Если нам удается освободить молодых людей от прошлого, то мы видим, что они всегда переносят имаго своих родителей на более подходящие фигуры. Например, чувство, которое было связано с матерью, теперь переходит на жену, а авторитет отца переходит к учителям, старшим по должности или определенным организациям. И хотя этим не достигается фундаментальное разрешение проблемы, это все же практически приемлемый путь, по которому нормальный человек движется бессознательно и, значит, не встречая особых препятствий и сопротивлений.
С совсем иного порядка проблемой мы сталкиваемся в случае с человеком зрелого возраста. Эту часть пути он преодолел с большим или меньшим трудом. Он оторвался от своих, вероятно, давно умерших родителей и нашел мать в жене (или в случае с женщиной — отца в муже). Он заплатил достаточную дань уважения своим отцам и их учреждениям, сам стал отцом и вот теперь, когда это все уже осталось в прошлом, вдруг понял, что то, что сначала казалось ему успехом и приносило удовлетворение, теперь представляется досадным заблуждением, юношеской иллюзией, на которую он оглядывается со смешанным чувством сожаления и зависти, потому что больше ничего уже не ожидает его впереди, кроме старости и краха всех иллюзий. Здесь уже ни мать, ни отец не имеют значения; все те иллюзии, сквозь которые человек смотрел на мир, постепенно вернулись к нему, заезженными и утомленными. Энергия, заполнявшая все эти многочисленные взаимоотношения с миром, людьми, вещами, теперь устремляется назад, проникает в бессознательное и активизирует все то, чем раньше пренебрегал этот человек.
В случае с молодым человеком те инстинктивные силы, которые были связаны неврозом, освободившись, дают ему жизнерадостность, надежду и возможность расширить круг вещей, вовлеченных в орбиту его жизни. Для человека же, который находится во второй половине своей жизни, обновление связано с развитием функции противоположностей, дремлющих в бессознательном; и это развитие происходит теперь не благодаря развязыванию инфантильных узлов, разрушению инфантильных иллюзий и переносу старых имаго на новые фигуры: оно проходит через проблему противоположностей.
Безусловно, принцип противоположностей обладает фундаментальным значением и для юношеского возраста, и психологическая теория души подростка, юноши обязана признать этот факт. Поэтому точки зрения Фрейда и Адлера противоречат друг другу только тогда, когда они претендуют на универсальное значение.
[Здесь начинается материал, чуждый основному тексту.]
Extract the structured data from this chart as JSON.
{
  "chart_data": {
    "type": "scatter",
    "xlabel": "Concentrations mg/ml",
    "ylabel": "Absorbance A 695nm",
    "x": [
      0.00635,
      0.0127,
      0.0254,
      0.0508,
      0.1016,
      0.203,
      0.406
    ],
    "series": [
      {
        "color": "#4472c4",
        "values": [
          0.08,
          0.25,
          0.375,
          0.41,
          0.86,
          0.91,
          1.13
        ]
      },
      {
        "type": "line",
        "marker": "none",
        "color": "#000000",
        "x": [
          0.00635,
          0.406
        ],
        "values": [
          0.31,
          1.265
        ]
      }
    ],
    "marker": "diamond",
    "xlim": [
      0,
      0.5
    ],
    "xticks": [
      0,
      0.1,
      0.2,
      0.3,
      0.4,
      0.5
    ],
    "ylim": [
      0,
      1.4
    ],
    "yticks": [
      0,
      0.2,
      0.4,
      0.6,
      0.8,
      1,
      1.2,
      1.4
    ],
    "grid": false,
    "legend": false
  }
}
Но постольку, поскольку они удовлетворяются ролью технических, вспомогательных концепций, они не противоречат друг другу и не исключают друг друга. Психологическая теория, если она стремится к большему, чем просто к роли паллиатива, должна основываться на принципе противоположностей, ибо без этого она способна лишь восстановить невротически неуравновешенную дущу, лишенную системы саморегуляции и развитых противоположностей. Но душа - это именно такая саморегулирующаяся система.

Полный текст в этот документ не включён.